Stephen reckons the best thing about working in architecture is doing a job he loves.

Son Tripp said: "It has been interesting following behind him in more recent projects with people saying to me 'I know your father and he likes things done this way' and it is a high standard of building - he doesn't let people get away with anything, but they appreciate it when they see the final product in the end."

Among some of the largest projects Stephen has undertaken during his career are the complete refurbishment and additions to former Premier John Swan's house in Paget and the design and construction of Church Hall at the site of Holy Trinity Church in Hamilton Parish.

"One of the things I always say is that good architecture is good collaboration - it is not just some image or design that you come up with, it is working with the clients themselves to get what they want," said Stephen.

"A lot of it is their own idea and you massage it and put it into practice.

"The human touch is vital - you are holding the clients' hands for a long time and it all comes together in the culmination of a finishing product in the end."

Tripp concurs: "Dealing with someone's home is a big responsibility and people get really sensitive about their homes.

"It can be expensive and it usually takes a long time, but they usually forget all the headaches they have been through in getting there to achieve it when they are finally in it and living there.

"It is an extremely emotional process all in all."

One of Stephen's biggest achievements was saving Samaritan College in St. George's from the scrap heap.

"I was working with the National trust as a consul at the time and the college was set to be bulldozed to the ground, but we managed to save it and that was an education in itself for me because the engineers had said it couldn't be saved," he said.

"Today it is a beautiful building that is simple and clean lined and the most important thing is it has survived and it is an old resident living in our present time and to be able to rescue it was a great achievement for me."

Despite only being in the business a relatively short period of time, Tripp has seen a number of changes.

"The level of these houses being built has changed so much," he said.

"Nowadays we have got some great vendors and suppliers in Bermuda who do some fantastic plumbing and tilework materials, for example, and the skill and craftsmanship has improved dramatically.
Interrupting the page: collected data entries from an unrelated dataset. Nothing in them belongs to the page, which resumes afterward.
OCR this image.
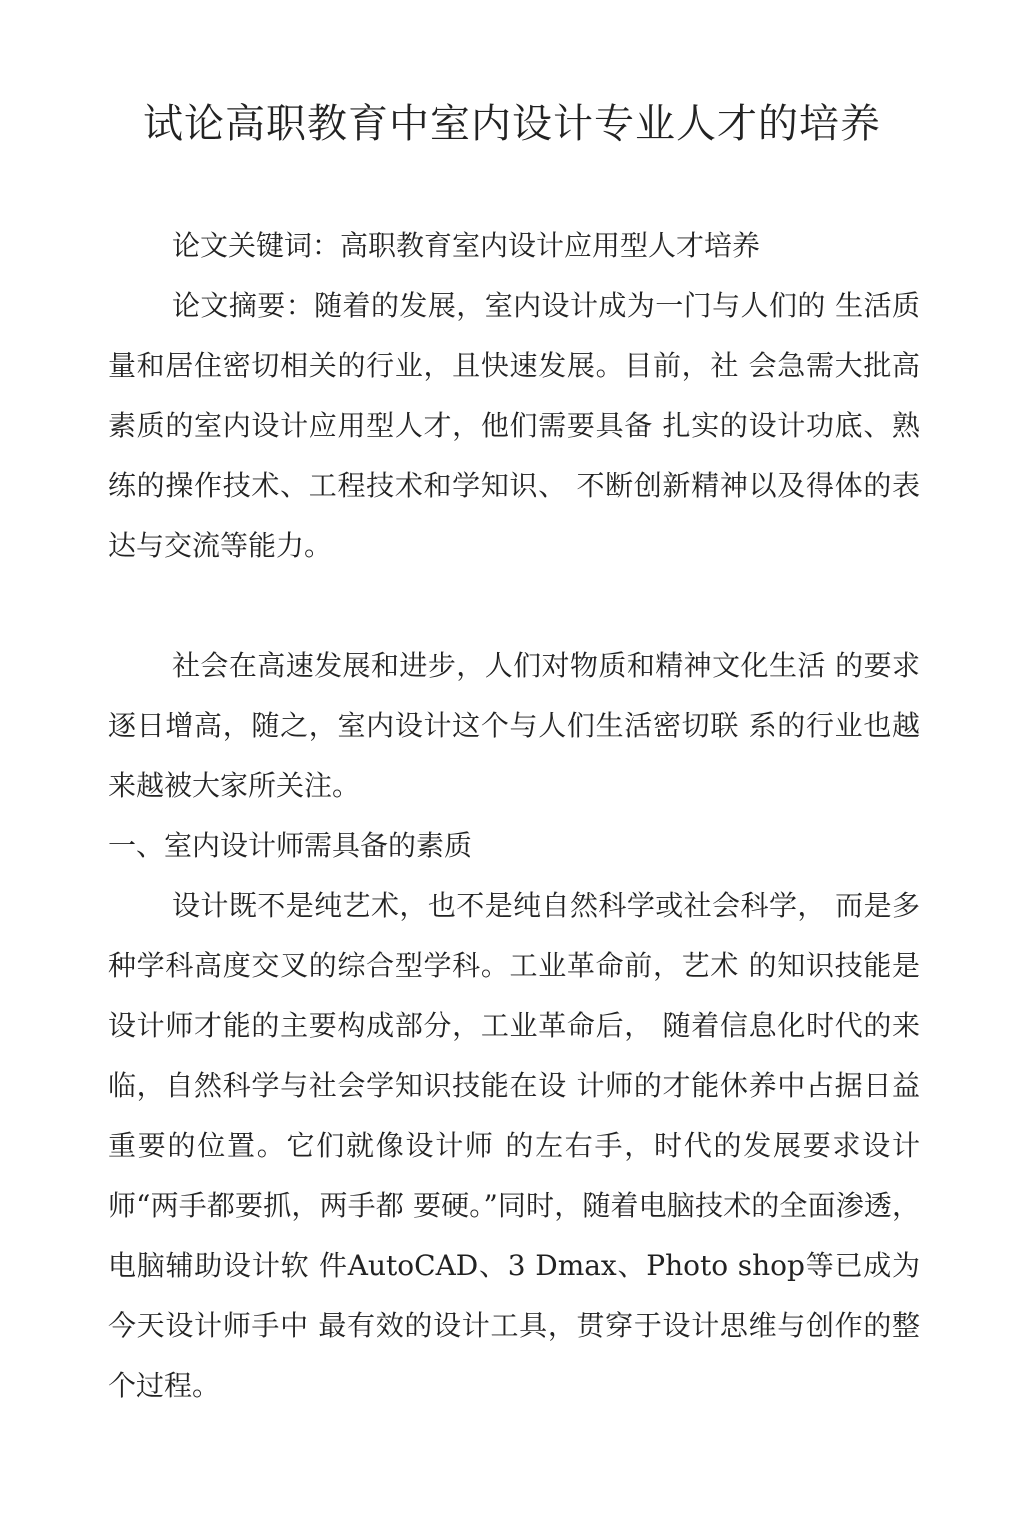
试论高职教育中室内设计专业人才的培养

论文关键词：高职教育室内设计应用型人才培养

论文摘要：随着的发展，室内设计成为一门与人们的 生活质量和居住密切相关的行业，且快速发展。目前，社 会急需大批高素质的室内设计应用型人才，他们需要具备 扎实的设计功底、熟练的操作技术、工程技术和学知识、 不断创新精神以及得体的表达与交流等能力。

社会在高速发展和进步，人们对物质和精神文化生活 的要求逐日增高，随之，室内设计这个与人们生活密切联 系的行业也越来越被大家所关注。

一、室内设计师需具备的素质

设计既不是纯艺术，也不是纯自然科学或社会科学， 而是多种学科高度交叉的综合型学科。工业革命前，艺术 的知识技能是设计师才能的主要构成部分，工业革命后， 随着信息化时代的来临，自然科学与社会学知识技能在设 计师的才能休养中占据日益重要的位置。它们就像设计师 的左右手，时代的发展要求设计师“两手都要抓，两手都 要硬。”同时，随着电脑技术的全面渗透，电脑辅助设计软 件AutoCAD、3 Dmax、Photo shop等已成为今天设计师手中 最有效的设计工具，贯穿于设计思维与创作的整个过程。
"I just think the standard of living in Bermuda has increased so much in the last 20 years and the clients are much more sophisticated and they know what they want now."
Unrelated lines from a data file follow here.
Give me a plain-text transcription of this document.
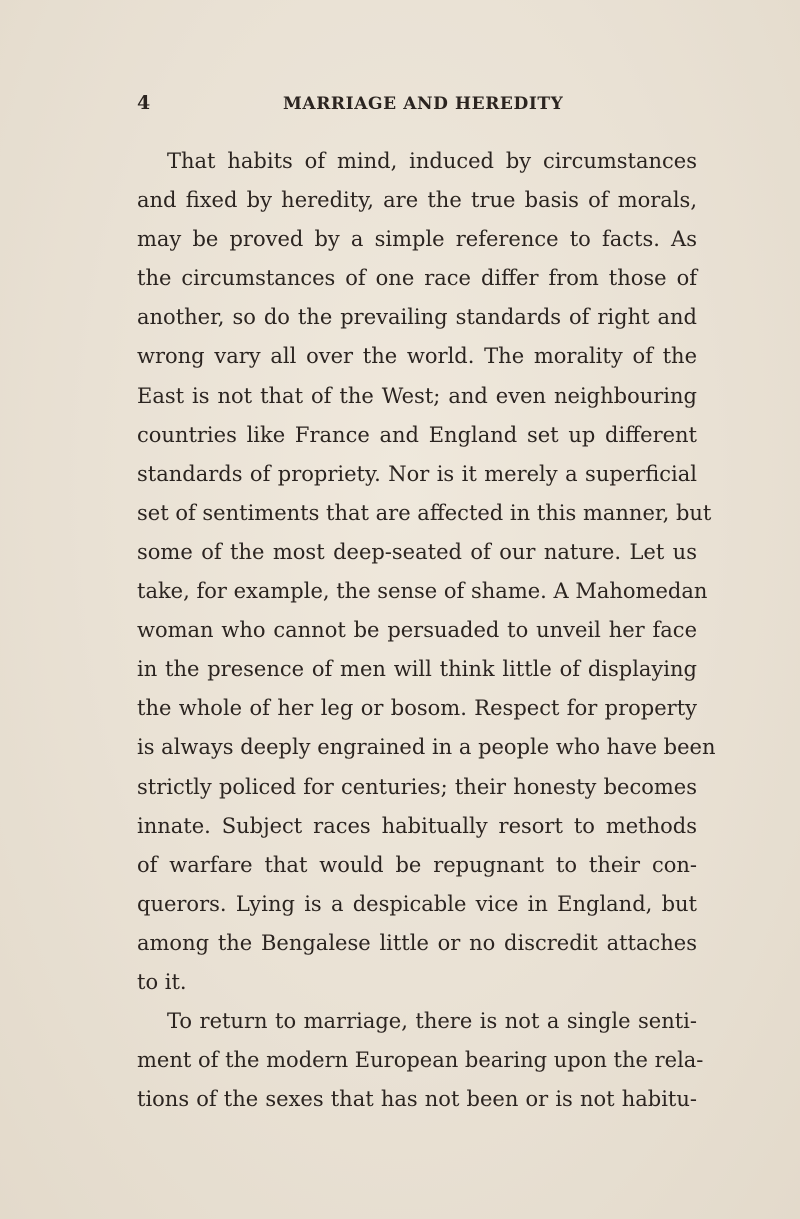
4	MARRIAGE AND HEREDITY
That habits of mind, induced by circumstances
and fixed by heredity, are the true basis of morals,
may be proved by a simple reference to facts. As
the circumstances of one race differ from those of
another, so do the prevailing standards of right and
wrong vary all over the world. The morality of the
East is not that of the West; and even neighbouring
countries like France and England set up different
standards of propriety. Nor is it merely a superficial
set of sentiments that are affected in this manner, but
some of the most deep-seated of our nature. Let us
take, for example, the sense of shame. A Mahomedan
woman who cannot be persuaded to unveil her face
in the presence of men will think little of displaying
the whole of her leg or bosom. Respect for property
is always deeply engrained in a people who have been
strictly policed for centuries; their honesty becomes
innate. Subject races habitually resort to methods
of warfare that would be repugnant to their con-
querors. Lying is a despicable vice in England, but
among the Bengalese little or no discredit attaches
to it.
To return to marriage, there is not a single senti-
ment of the modern European bearing upon the rela-
tions of the sexes that has not been or is not habitu-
The company has five full-time office-based staff including two designers, a technician, office manager and accountant, 12 full-time crew and eight to 10 architectural sub-contractors, electricians and plumbers.
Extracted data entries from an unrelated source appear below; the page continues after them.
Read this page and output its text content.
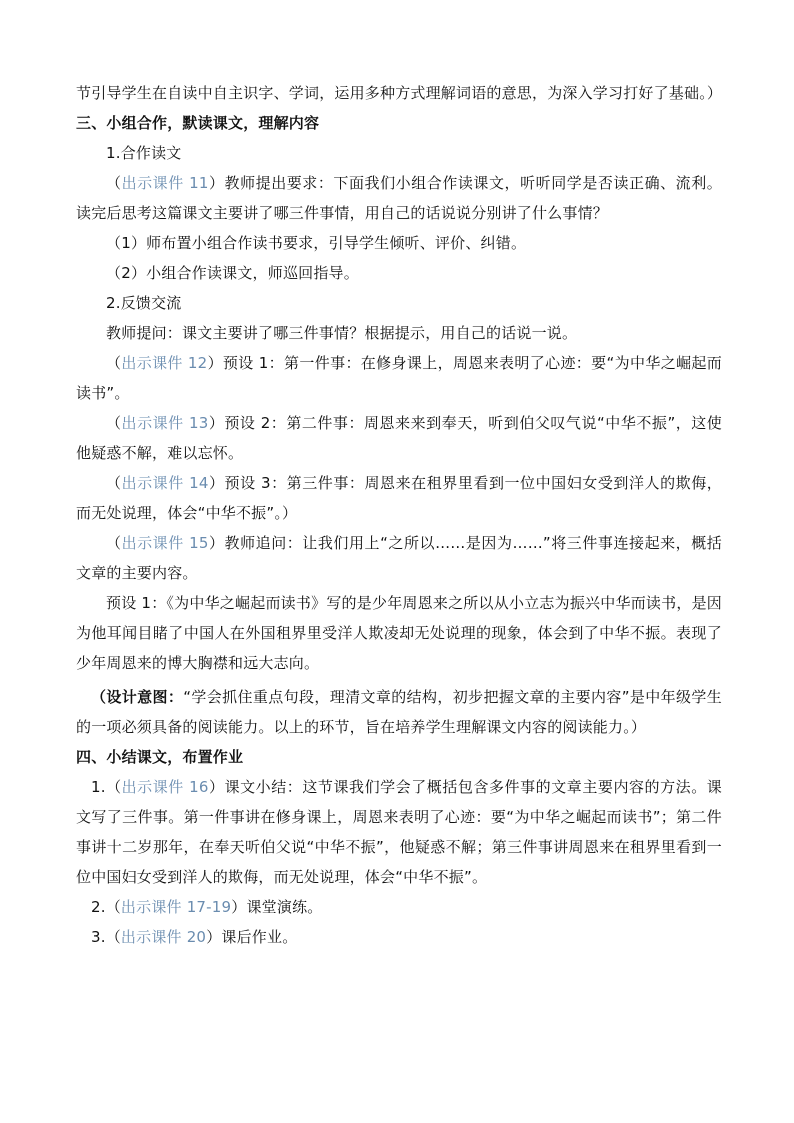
节引导学生在自读中自主识字、学词，运用多种方式理解词语的意思，为深入学习打好了基础。）

三、小组合作，默读课文，理解内容

1.合作读文

（出示课件 11）教师提出要求：下面我们小组合作读课文，听听同学是否读正确、流利。读完后思考这篇课文主要讲了哪三件事情，用自己的话说说分别讲了什么事情？

（1）师布置小组合作读书要求，引导学生倾听、评价、纠错。

（2）小组合作读课文，师巡回指导。

2.反馈交流

教师提问：课文主要讲了哪三件事情？根据提示，用自己的话说一说。

（出示课件 12）预设 1：第一件事：在修身课上，周恩来表明了心迹：要“为中华之崛起而读书”。

（出示课件 13）预设 2：第二件事：周恩来来到奉天，听到伯父叹气说“中华不振”，这使他疑惑不解，难以忘怀。

（出示课件 14）预设 3：第三件事：周恩来在租界里看到一位中国妇女受到洋人的欺侮，而无处说理，体会“中华不振”。）

（出示课件 15）教师追问：让我们用上“之所以……是因为……”将三件事连接起来，概括文章的主要内容。

预设 1：《为中华之崛起而读书》写的是少年周恩来之所以从小立志为振兴中华而读书，是因为他耳闻目睹了中国人在外国租界里受洋人欺凌却无处说理的现象，体会到了中华不振。表现了少年周恩来的博大胸襟和远大志向。

（设计意图：“学会抓住重点句段，理清文章的结构，初步把握文章的主要内容”是中年级学生的一项必须具备的阅读能力。以上的环节，旨在培养学生理解课文内容的阅读能力。）

四、小结课文，布置作业

1.（出示课件 16）课文小结：这节课我们学会了概括包含多件事的文章主要内容的方法。课文写了三件事。第一件事讲在修身课上，周恩来表明了心迹：要“为中华之崛起而读书”；第二件事讲十二岁那年，在奉天听伯父说“中华不振”，他疑惑不解；第三件事讲周恩来在租界里看到一位中国妇女受到洋人的欺侮，而无处说理，体会“中华不振”。

2.（出示课件 17-19）课堂演练。

3.（出示课件 20）课后作业。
"I love the profession, but sometimes you have to think outside of the box," said Stephen.

"Bermuda is growing and I believe we have to have sustainable development and we have to get into the producing more 'green' buildings.

"There are some big changes in front of us and we have to think of the future of today's youth and we have to save and maintain open spaces, for example places like Southlands as a national park.

"One of my favourite sayings is that I live in a building - I will design a new house or renovation and I will actually mentally live in that building - I sleep in it, I walk through it and I know about every detail of it, so I am really taking clients' requirements and making those work around them."

On the sporting front, Stephen represented Bermuda in sailing at the 1968 and 1972 Olympics, came third in the World Championship Force 5 in 1979 and won the Laser Championship Nationals in the same year.

Now his love of cricket has taken over though. He umpired the 100th anniversary of Cup Match in 2001 and has umpired around the world from England and Scotland to the US, India, New Zealand and Argentina. To this day he still opens the batting for his own side West XI in the Evening Cricket League, a league he also pioneered.

In fact his career and sporting interests play such a big part of his life that they go hand-in-hand with everything he does.

"Cricket is a game of life and architecture is a love of life," he concluded.